Again, Roland Pitre had shaded the truth, combining his earlier crimes and rearranging them to make his story better. He had
not
been convicted of murdering his wife; Cheryl’s murder case was still open and unsolved. He sensed—correctly—that the facts about the murder of his mistress’s husband wouldn’t garner as much sympathy if he told them that that was why he went to prison. To the naive churchgoers, his troubles seemed overwhelming. The tears is his eyes appeared genuine, the grief of a martyr. The Bible study group soon spent as much time discussing Roland’s misfortunes and trying to help him as they did examining Bible passages. “We were supposed to support and pray for each other,” Beth Bixler explained, “and in that particular environment everyone showed compassion and sympathy.”
No one in the congregation knew that Roland Pitre’s estranged wife, her children, and his own children lived in fear of what he might do next.

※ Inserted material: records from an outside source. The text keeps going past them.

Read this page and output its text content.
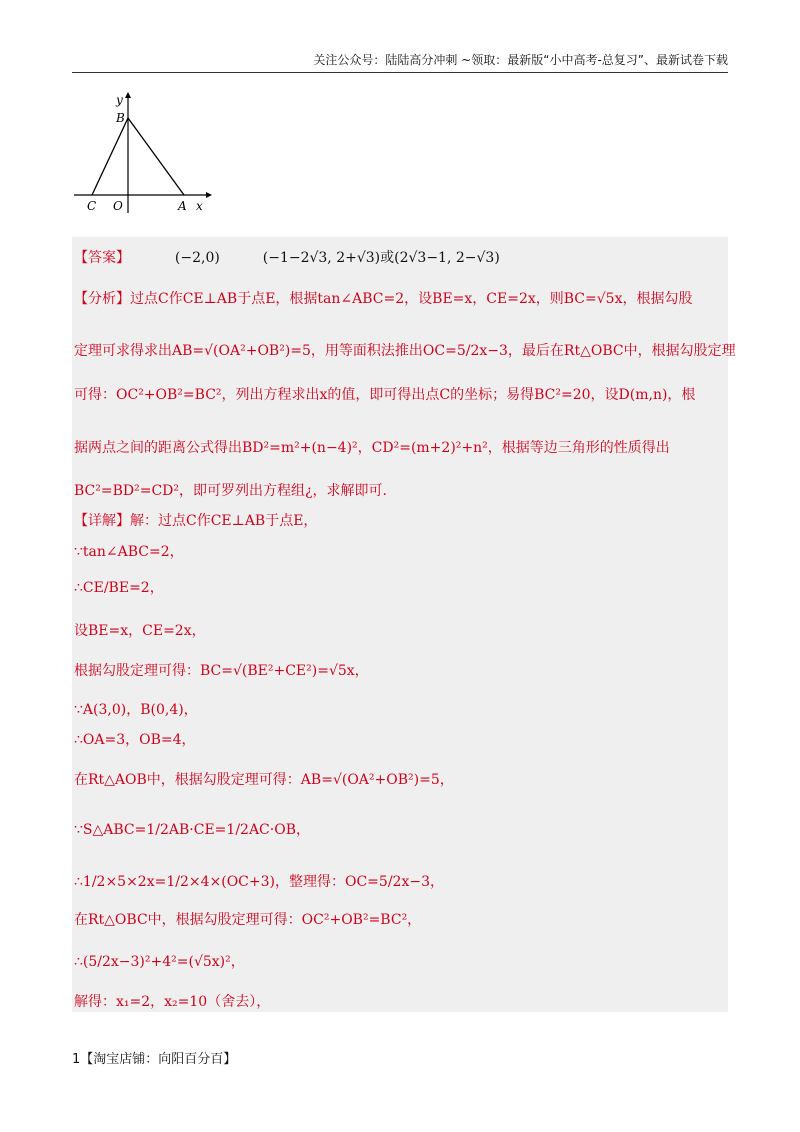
关注公众号：陆陆高分冲刺 ~领取：最新版“小中高考-总复习”、最新试卷下载
y
B
C O	A x
【答案】	(−2,0)	(−1−2√3, 2+√3)或(2√3−1, 2−√3)
【分析】过点C作CE⊥AB于点E，根据tan∠ABC=2，设BE=x，CE=2x，则BC=√5x，根据勾股
定理可求得求出AB=√(OA²+OB²)=5，用等面积法推出OC=5/2x−3，最后在Rt△OBC中，根据勾股定理
可得：OC²+OB²=BC²，列出方程求出x的值，即可得出点C的坐标；易得BC²=20，设D(m,n)，根
据两点之间的距离公式得出BD²=m²+(n−4)²，CD²=(m+2)²+n²，根据等边三角形的性质得出
BC²=BD²=CD²，即可罗列出方程组¿，求解即可.
【详解】解：过点C作CE⊥AB于点E，
∵tan∠ABC=2，
∴CE/BE=2，
设BE=x，CE=2x，
根据勾股定理可得：BC=√(BE²+CE²)=√5x，
∵A(3,0)，B(0,4)，
∴OA=3，OB=4，
在Rt△AOB中，根据勾股定理可得：AB=√(OA²+OB²)=5，
∵S△ABC=1/2AB·CE=1/2AC·OB，
∴1/2×5×2x=1/2×4×(OC+3)，整理得：OC=5/2x−3，
在Rt△OBC中，根据勾股定理可得：OC²+OB²=BC²，
∴(5/2x−3)²+4²=(√5x)²，
解得：x₁=2，x₂=10（舍去），
1【淘宝店铺：向阳百分百】
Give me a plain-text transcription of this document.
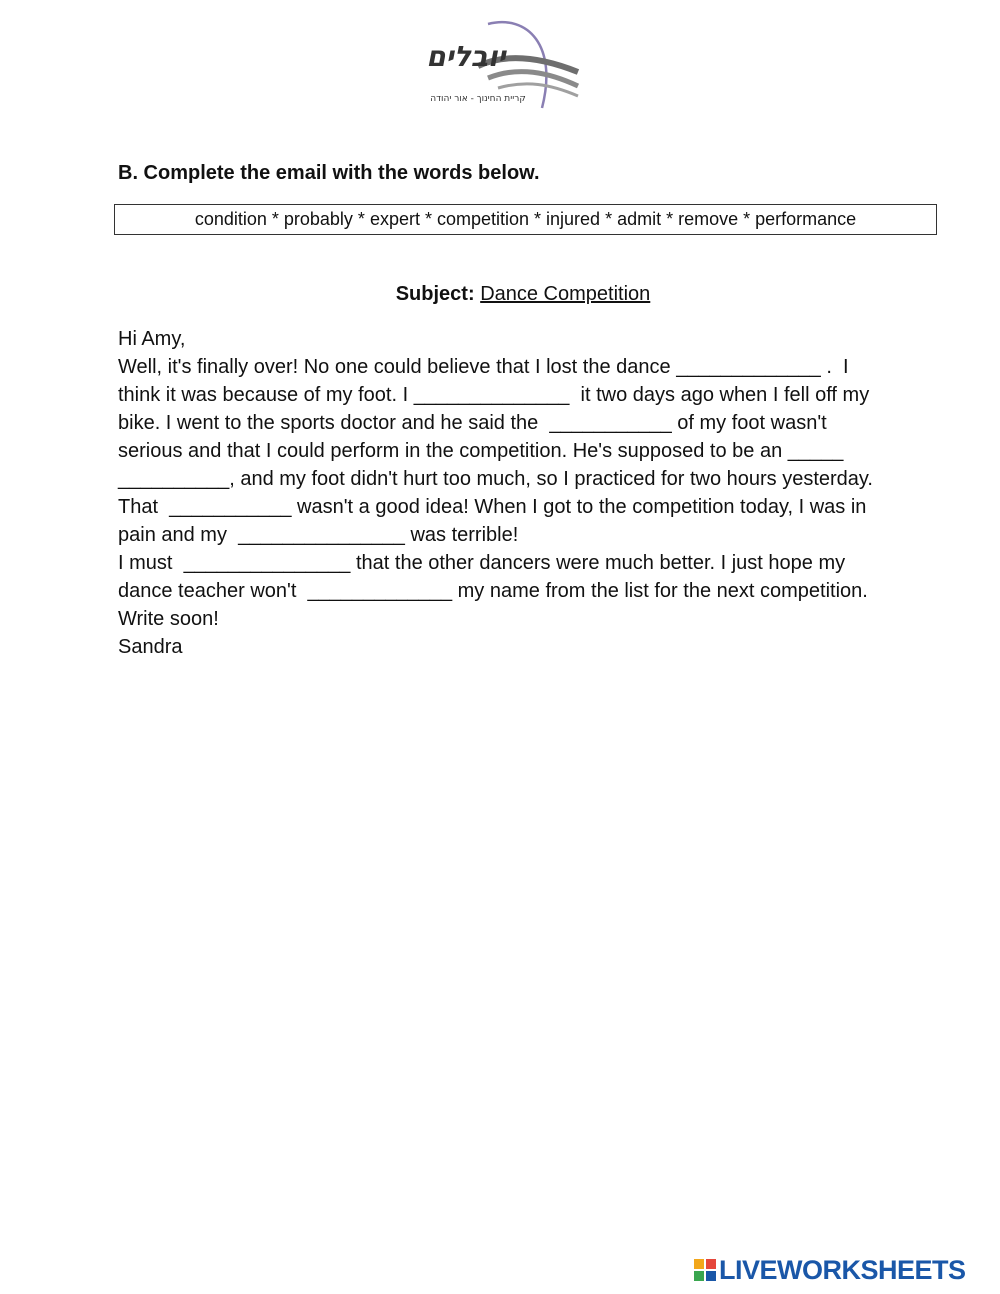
יובלים
קריית החינוך - אור יהודה
B. Complete the email with the words below.
condition * probably * expert * competition * injured * admit * remove * performance
Subject: Dance Competition
Hi Amy,
Well, it's finally over! No one could believe that I lost the dance _____________ .  I
think it was because of my foot. I ______________  it two days ago when I fell off my
bike. I went to the sports doctor and he said the  ___________ of my foot wasn't
serious and that I could perform in the competition. He's supposed to be an _____
__________, and my foot didn't hurt too much, so I practiced for two hours yesterday.
That  ___________ wasn't a good idea! When I got to the competition today, I was in
pain and my  _______________ was terrible!
I must  _______________ that the other dancers were much better. I just hope my
dance teacher won't  _____________ my name from the list for the next competition.
Write soon!
Sandra
LIVEWORKSHEETS
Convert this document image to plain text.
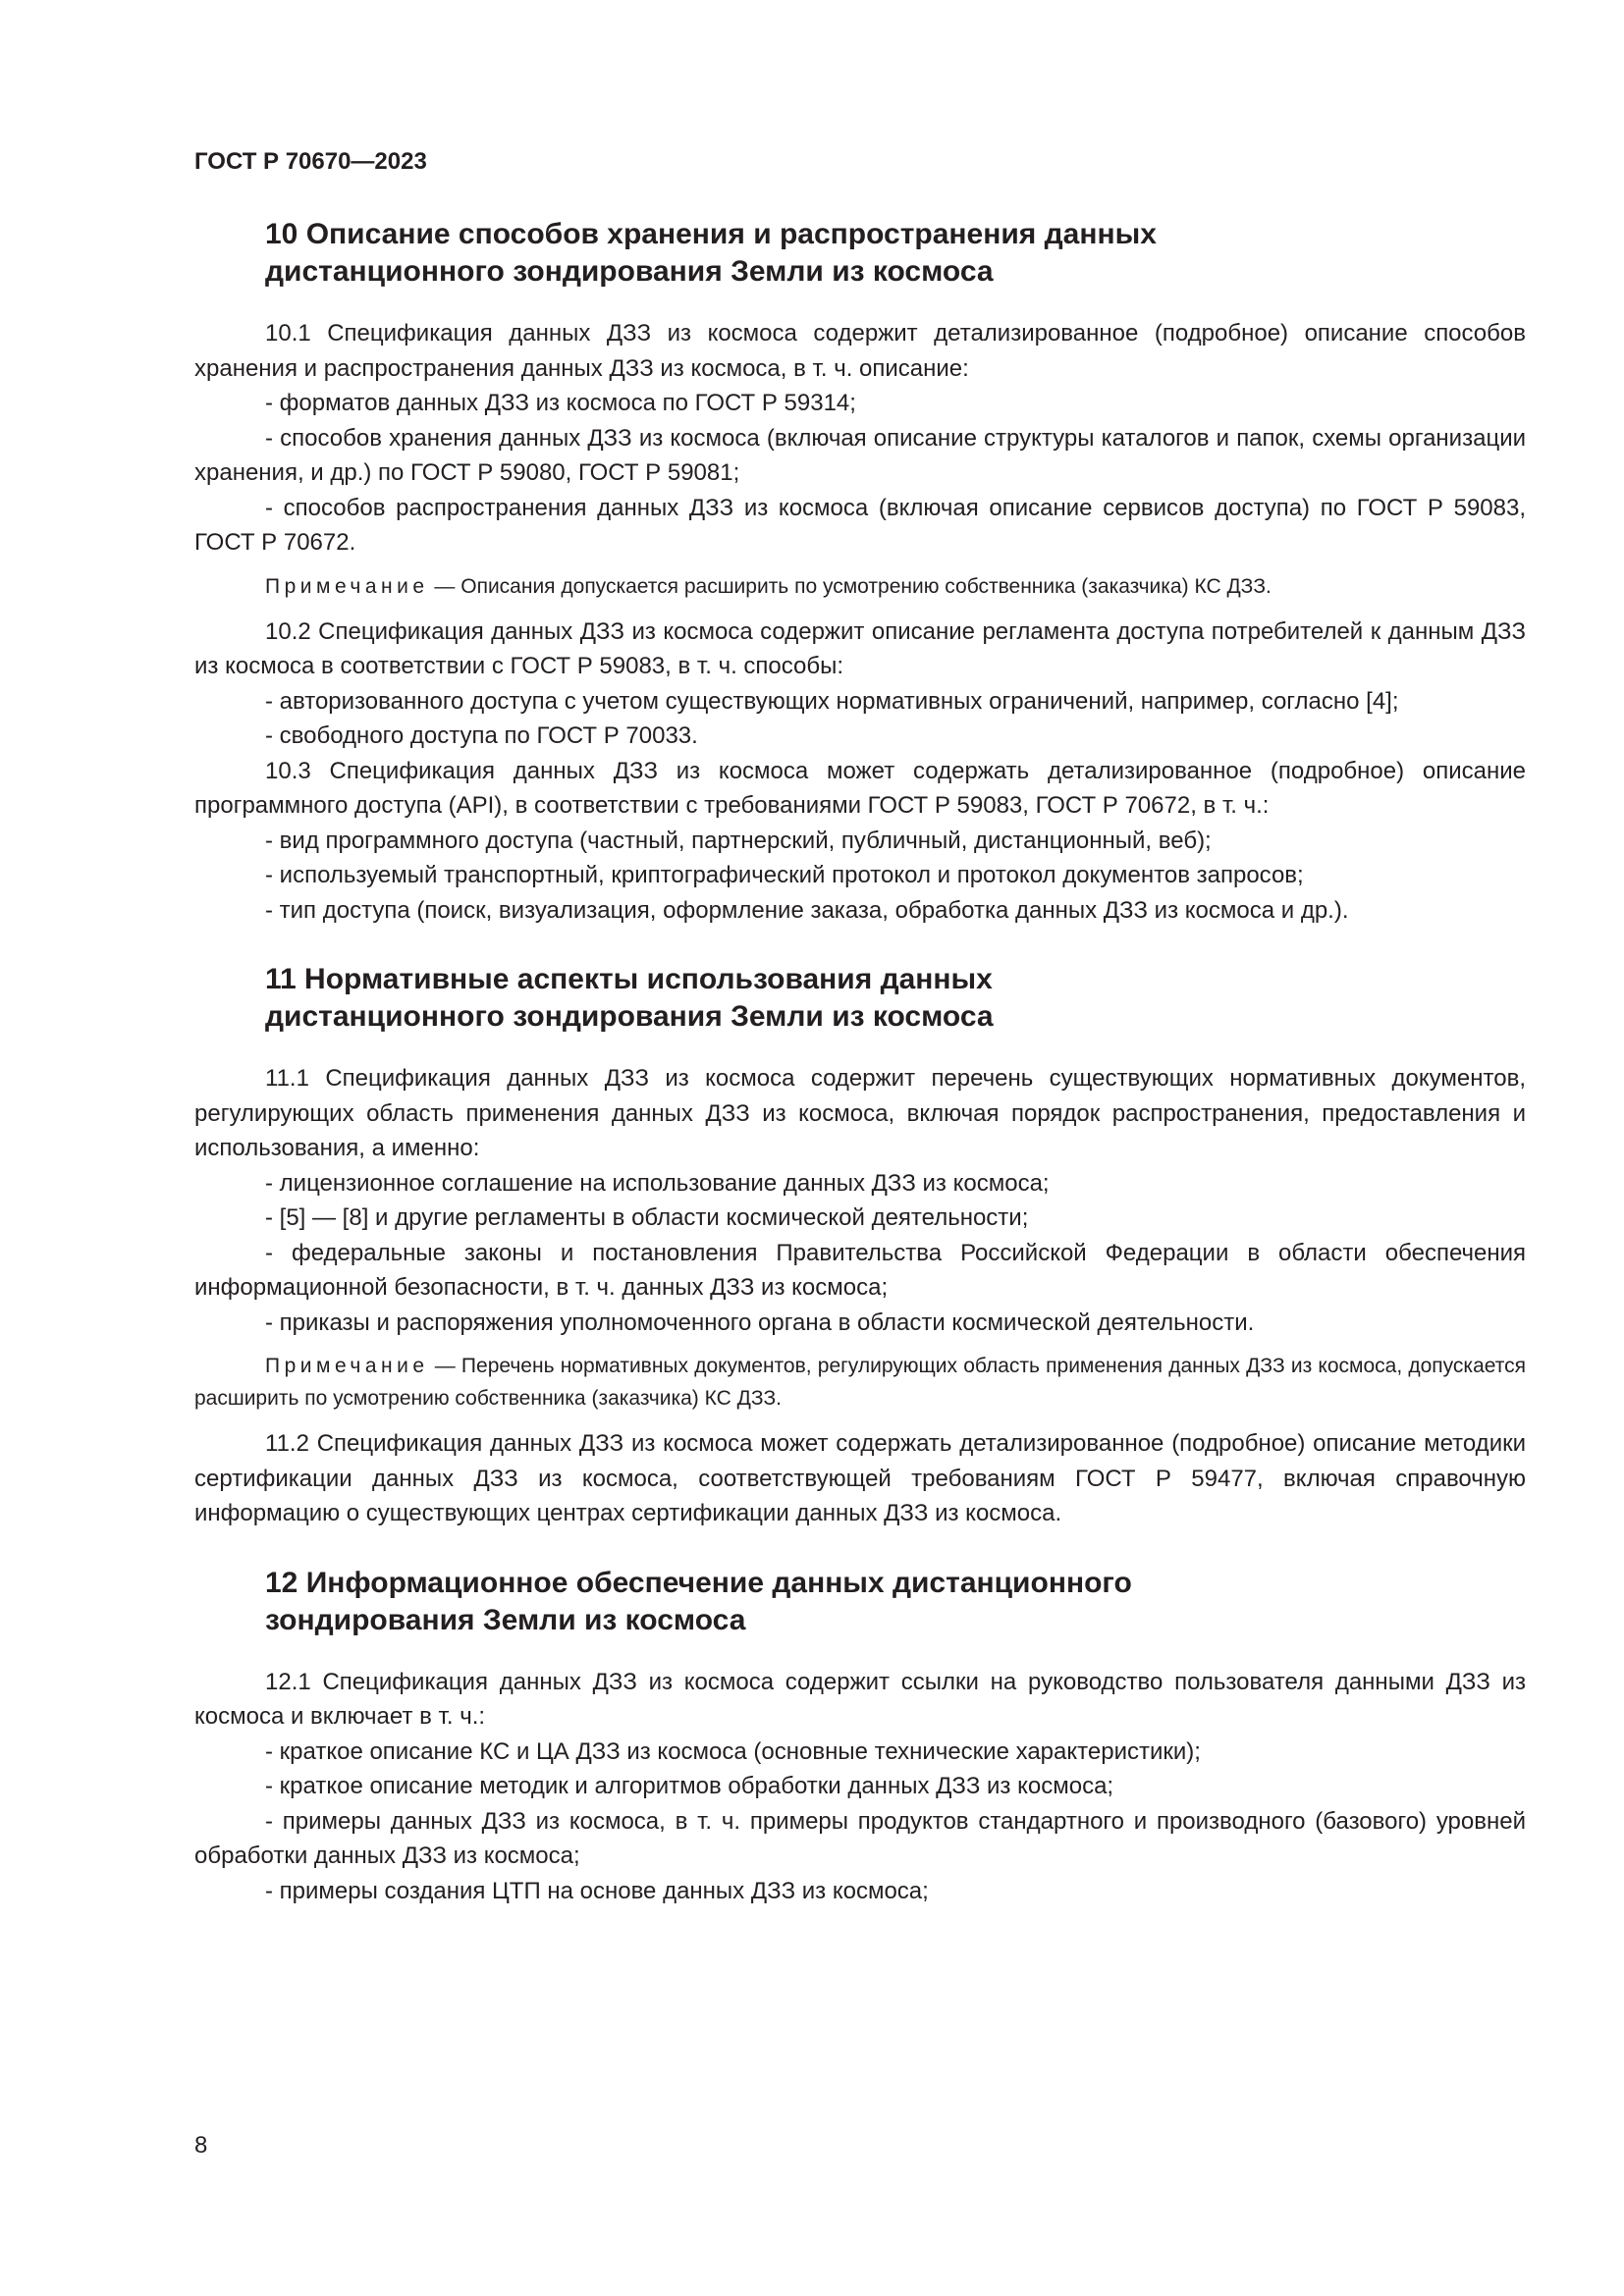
ГОСТ Р 70670—2023
10 Описание способов хранения и распространения данных
дистанционного зондирования Земли из космоса

10.1 Спецификация данных ДЗЗ из космоса содержит детализированное (подробное) описание способов хранения и распространения данных ДЗЗ из космоса, в т. ч. описание:

- форматов данных ДЗЗ из космоса по ГОСТ Р 59314;

- способов хранения данных ДЗЗ из космоса (включая описание структуры каталогов и папок, схемы организации хранения, и др.) по ГОСТ Р 59080, ГОСТ Р 59081;

- способов распространения данных ДЗЗ из космоса (включая описание сервисов доступа) по ГОСТ Р 59083, ГОСТ Р 70672.

Примечание — Описания допускается расширить по усмотрению собственника (заказчика) КС ДЗЗ.

10.2 Спецификация данных ДЗЗ из космоса содержит описание регламента доступа потребителей к данным ДЗЗ из космоса в соответствии с ГОСТ Р 59083, в т. ч. способы:

- авторизованного доступа с учетом существующих нормативных ограничений, например, согласно [4];

- свободного доступа по ГОСТ Р 70033.

10.3 Спецификация данных ДЗЗ из космоса может содержать детализированное (подробное) описание программного доступа (API), в соответствии с требованиями ГОСТ Р 59083, ГОСТ Р 70672, в т. ч.:

- вид программного доступа (частный, партнерский, публичный, дистанционный, веб);

- используемый транспортный, криптографический протокол и протокол документов запросов;

- тип доступа (поиск, визуализация, оформление заказа, обработка данных ДЗЗ из космоса и др.).

11 Нормативные аспекты использования данных
дистанционного зондирования Земли из космоса

11.1 Спецификация данных ДЗЗ из космоса содержит перечень существующих нормативных документов, регулирующих область применения данных ДЗЗ из космоса, включая порядок распространения, предоставления и использования, а именно:

- лицензионное соглашение на использование данных ДЗЗ из космоса;

- [5] — [8] и другие регламенты в области космической деятельности;

- федеральные законы и постановления Правительства Российской Федерации в области обеспечения информационной безопасности, в т. ч. данных ДЗЗ из космоса;

- приказы и распоряжения уполномоченного органа в области космической деятельности.

Примечание — Перечень нормативных документов, регулирующих область применения данных ДЗЗ из космоса, допускается расширить по усмотрению собственника (заказчика) КС ДЗЗ.

11.2 Спецификация данных ДЗЗ из космоса может содержать детализированное (подробное) описание методики сертификации данных ДЗЗ из космоса, соответствующей требованиям ГОСТ Р 59477, включая справочную информацию о существующих центрах сертификации данных ДЗЗ из космоса.

12 Информационное обеспечение данных дистанционного
зондирования Земли из космоса

12.1 Спецификация данных ДЗЗ из космоса содержит ссылки на руководство пользователя данными ДЗЗ из космоса и включает в т. ч.:

- краткое описание КС и ЦА ДЗЗ из космоса (основные технические характеристики);

- краткое описание методик и алгоритмов обработки данных ДЗЗ из космоса;

- примеры данных ДЗЗ из космоса, в т. ч. примеры продуктов стандартного и производного (базового) уровней обработки данных ДЗЗ из космоса;

- примеры создания ЦТП на основе данных ДЗЗ из космоса;

8
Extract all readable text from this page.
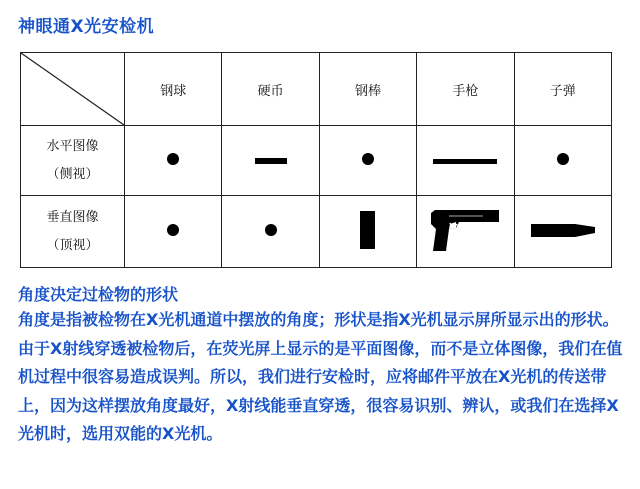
神眼通X光安检机
	钢球	硬币	钢棒	手枪	子弹

水平图像
（侧视）					

垂直图像
（顶视）

角度决定过检物的形状

角度是指被检物在X光机通道中摆放的角度；形状是指X光机显示屏所显示出的形状。由于X射线穿透被检物后，在荧光屏上显示的是平面图像，而不是立体图像，我们在值机过程中很容易造成误判。所以，我们进行安检时，应将邮件平放在X光机的传送带上，因为这样摆放角度最好，X射线能垂直穿透，很容易识别、辨认，或我们在选择X光机时，选用双能的X光机。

He had always been able to morph from a seemingly meek man to a swaggering martial arts expert and then to a charismatic ladies’ man.
By February 1993, Della Pitre could see clear to the center of who her husband really was. She found herself in the same position that Cheryl was in when Roland cheated with Della. At first, Della believed him when he said her son Tim was the liar and had probably stolen their safe.
As she lost her trust in Roland, it slowly dawned on Della that her son was the innocent one and that she had made his life worse by doubting him. Although she couldn’t prove it, she suspected that Roland was behind the disappearance of the safe.
She also speculated that her husband was being unfaithful to her despite his protestations when she questioned him. Finally, Della asked Roland to move out of their home and filed for divorce. This time she meant it, and no amount of sweet talking from him changed her mind. His children remained with her; Della had adopted them, she loved them, and she feared for them if they were alone with Roland. By 1993, Della’s son Tim was 18, Bébé was 15, and André was 5. Although he had not lived with the family for a month, Roland came over often to visit his children, his eyes filling with tears as he tried to tell Della how lonesome he was without her.
He made a big show of being a concerned father, particularly when Bébé began to date. Her boyfriend, Mike, was just an awkward, “cocky, pretending to be invulnerable” kid, and their dates were innocent. “I was close to Bébé from September 1992 through June 1995,” Mike recalled. “After Roland’s separation from Della, he invited Bébé and me over for dinner. He made a very good manicotti and he entertained us with stories from his Marine Corps drill instructor days as I was considering [enlisting], which I did after graduating. After dinner, Bébé excused herself to go to the bathroom. Roland stepped right up in my face, playing the role of the all-American father, saying, ‘If you ever hurt my daughter, I will kill you, and believe me, I know
how.’
“I just looked him back in the eye and told him I would never hurt her.”
Mike remembered Roland as a man of contrasts, as one who desperately wanted the affection and loyalty of his family but was also quite willing to hurt them deeply. And, even though he had tried to intimidate Bébé’s young boyfriend, Roland came to his wrestling matches, taught him techniques, and cheered for him.
In truth, Roland was not heartbroken over the end of his second marriage, and he wasn’t lonely. He had someone to talk to. Beth Bixler, who along with her husband had been among his most sympathetic church friends, was there for him. The two began to meet outside of the Bible study meetings, and Beth didn’t bring her husband along. They consummated their passion on Valentine’s Day 1993. Della Pitre’s suspicions were accurate.
Not surprisingly, Beth’s marriage soon became shaky. By March 1993, she and Duane separated.